2:  Read yourself.   Yep, you are the best example.  It doesn't matter if you read a magazine or a book, but let the kids see reading material in your hands.

3:  Make reading a daily activity in your home.   Whether you read a book to your kids before bed or sit and read to them during the day (or both!), make reading a predictable, expected activity.  Use funny voices, pause and ask questions, do movements, whatever you need to do! 

4:  Have letter-friendly toys.   Alphabet magnets and a cookie sheet, letter puzzles, even a letter footstool (where the kid's name is spelled out) is a great way to teach them how to spell their own names.

5:  Make up songs.  I can't sing very well, but I have, since my kids were little, made up a tune that spelled out the letters of their name.   (As I would sing it to them, I'd point the letters out on their walls---you know those popular wooden wall letters).

6:  Play word games in the car, before bed, when sitting in a waiting room.  Try the rhyming game (you say a word and the kid says as many words as he/she can that rhyme with that word); don't forget to be super silly when playing this!  But if the child says a word that isn't an actual work, it's ok to tell him or her.   Have a letter of the week where you ask your child to say words that start with that letter.   You can also point out where that letter is on signs, in magazines, etc.   Practice writing that letter and sounding it out.  You can also teach your children vocabulary words in every day conversation.   It's so cute to hear young kids use big words in the right context!  

7:  Have children dictate letters (or e-mails) to you that you send out.  For example, on President's Day, we wrote a letter to the President.   During Women's History Month, we wrote letters to strong women we knew.     During Black History Month, we sent a letter to Ruby Bridges.   Allow kids to also illustrate something from the letter to include.

8:  Encourage your child to create art.  This helps them develop fine motor skills needed for writing.   Scissors, glue, crayons, markers, pencils, paint brushes.    Let them cut out letters from old magazines.

9:  Take your kids to the library.  Often.  Let them get to know the library staff.  Go to free story times.   Let them check out gobs of books, books on CD, character puppets, etc.  Borrowing reading materials gives kids a chance to learn about whatever they want (not limited to the books in the home) and learn how to treat loaned materials in a respectful manner.   Make reading-places happy places.   Go to local bookstores.   Get the kids a hot chocolate inside the bookstore.  

10:  Pretend play is a great way to learn letters and practice writing.  Play restaurant, and let your kids take your order.  Give kids a spare keyboard so they can play office (locating letters).  

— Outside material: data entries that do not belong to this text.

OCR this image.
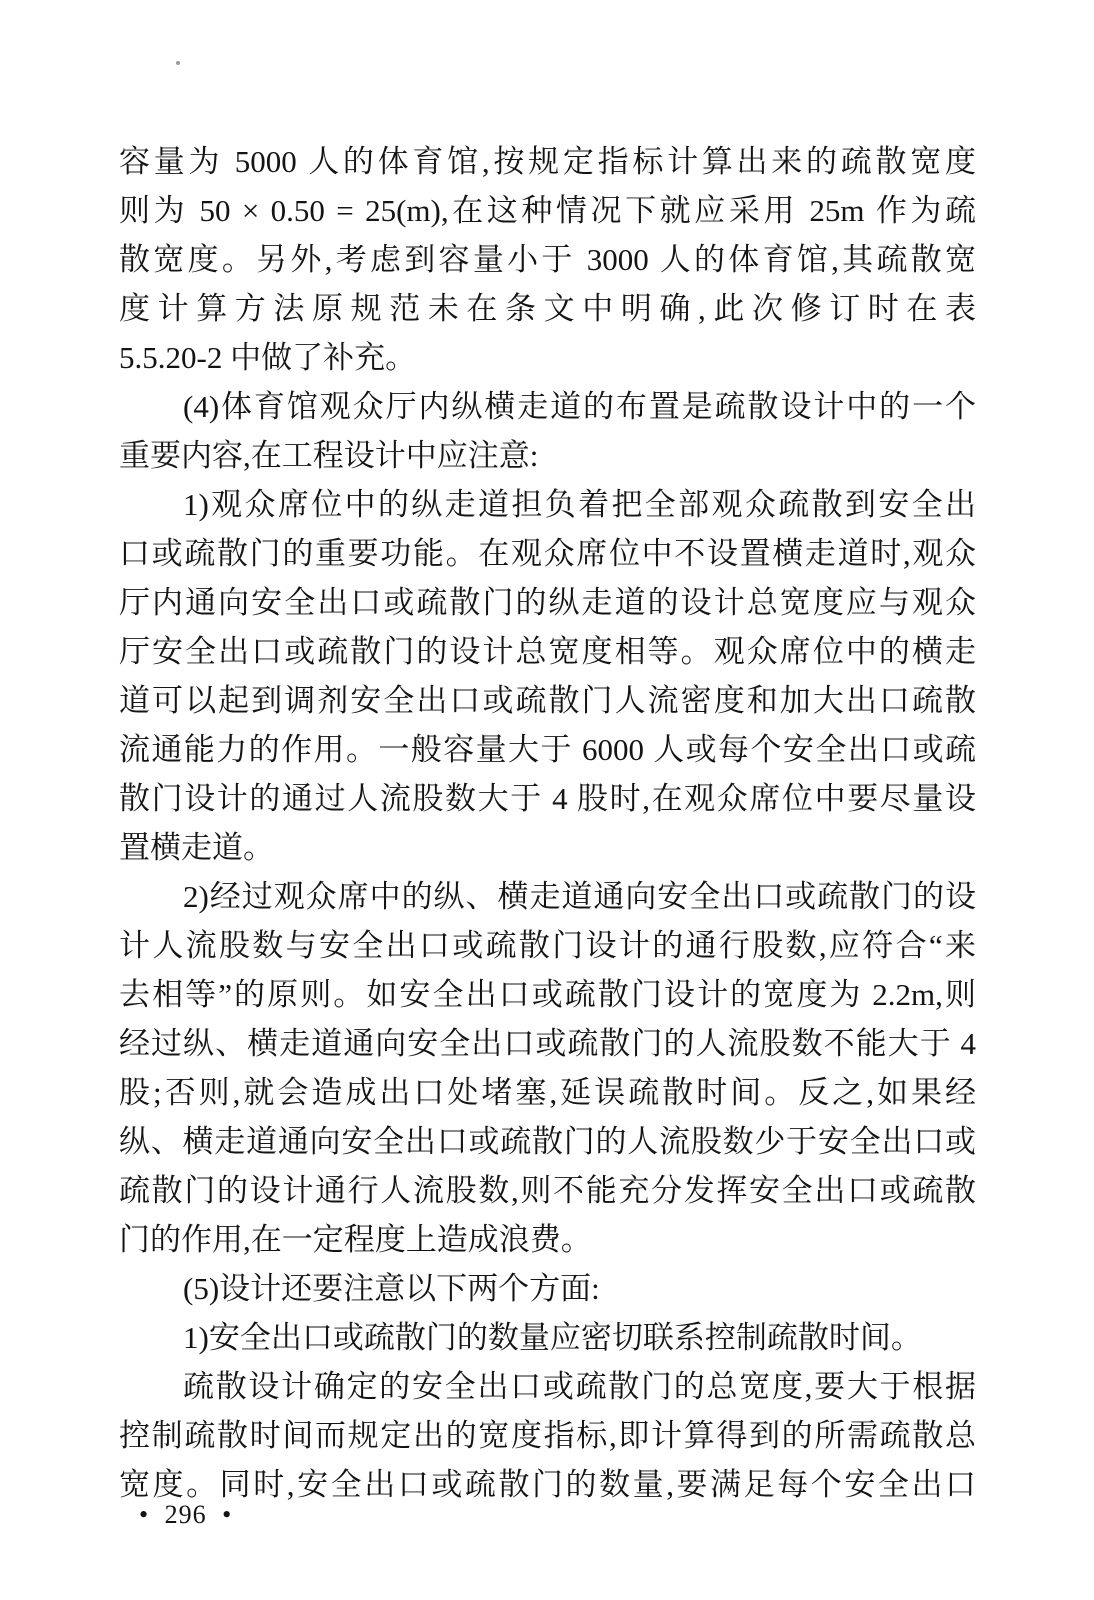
容量为 5000 人的体育馆,按规定指标计算出来的疏散宽度
则为 50 × 0.50 = 25(m),在这种情况下就应采用 25m 作为疏
散宽度。另外,考虑到容量小于 3000 人的体育馆,其疏散宽
度计算方法原规范未在条文中明确,此次修订时在表
5.5.20-2 中做了补充。
(4)体育馆观众厅内纵横走道的布置是疏散设计中的一个
重要内容,在工程设计中应注意:
1)观众席位中的纵走道担负着把全部观众疏散到安全出
口或疏散门的重要功能。在观众席位中不设置横走道时,观众
厅内通向安全出口或疏散门的纵走道的设计总宽度应与观众
厅安全出口或疏散门的设计总宽度相等。观众席位中的横走
道可以起到调剂安全出口或疏散门人流密度和加大出口疏散
流通能力的作用。一般容量大于 6000 人或每个安全出口或疏
散门设计的通过人流股数大于 4 股时,在观众席位中要尽量设
置横走道。
2)经过观众席中的纵、横走道通向安全出口或疏散门的设
计人流股数与安全出口或疏散门设计的通行股数,应符合“来
去相等”的原则。如安全出口或疏散门设计的宽度为 2.2m,则
经过纵、横走道通向安全出口或疏散门的人流股数不能大于 4
股;否则,就会造成出口处堵塞,延误疏散时间。反之,如果经
纵、横走道通向安全出口或疏散门的人流股数少于安全出口或
疏散门的设计通行人流股数,则不能充分发挥安全出口或疏散
门的作用,在一定程度上造成浪费。
(5)设计还要注意以下两个方面:
1)安全出口或疏散门的数量应密切联系控制疏散时间。
疏散设计确定的安全出口或疏散门的总宽度,要大于根据
控制疏散时间而规定出的宽度指标,即计算得到的所需疏散总
宽度。同时,安全出口或疏散门的数量,要满足每个安全出口
• 296 •
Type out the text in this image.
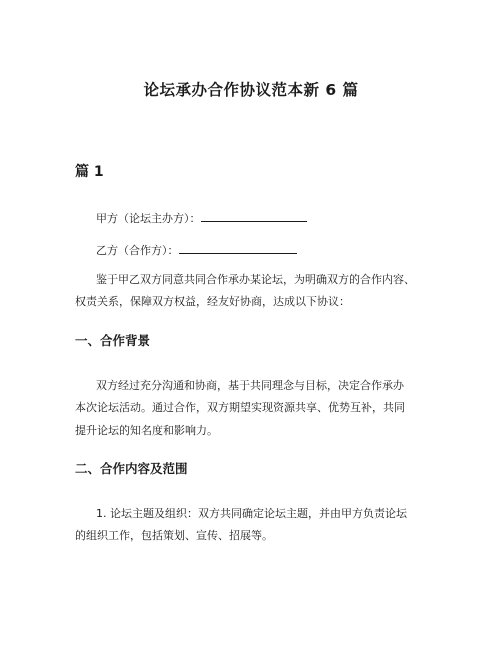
论坛承办合作协议范本新 6 篇
篇 1
甲方（论坛主办方）：
乙方（合作方）：
鉴于甲乙双方同意共同合作承办某论坛，为明确双方的合作内容、
权责关系，保障双方权益，经友好协商，达成以下协议：
一、合作背景
双方经过充分沟通和协商，基于共同理念与目标，决定合作承办
本次论坛活动。通过合作，双方期望实现资源共享、优势互补，共同
提升论坛的知名度和影响力。
二、合作内容及范围
1. 论坛主题及组织：双方共同确定论坛主题，并由甲方负责论坛
的组织工作，包括策划、宣传、招展等。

11:  Use pictures as inspiration for comprehension and creativity.  One of my favorites is the eeBoo story cards.  The matching games are great, too.  (For younger kids, play that matching game with the cards face-up).    Though there aren't letters on these items, the discussions increase vocabulary.

12:  Take your kids places.  Any place can become an opportunity to learn about reading.  The grocery store is full of signs (including numbers).    And don't limit yourself to kid-specific places.  Take them to a museum, a festival, a farmer's market.  

13:  Let kids read whatever they get their hands on that is appropriate and interesting.  The cereal box?  Fine.  Shampoo bottle?  Fine.  A board book when they are six?  Fine.   Any love of reading is better than none at all!

There are endless ways to help your child celebrate letters!   It doesn't take much effort at all to work these teaching moments into your daily routine, and the reward is great!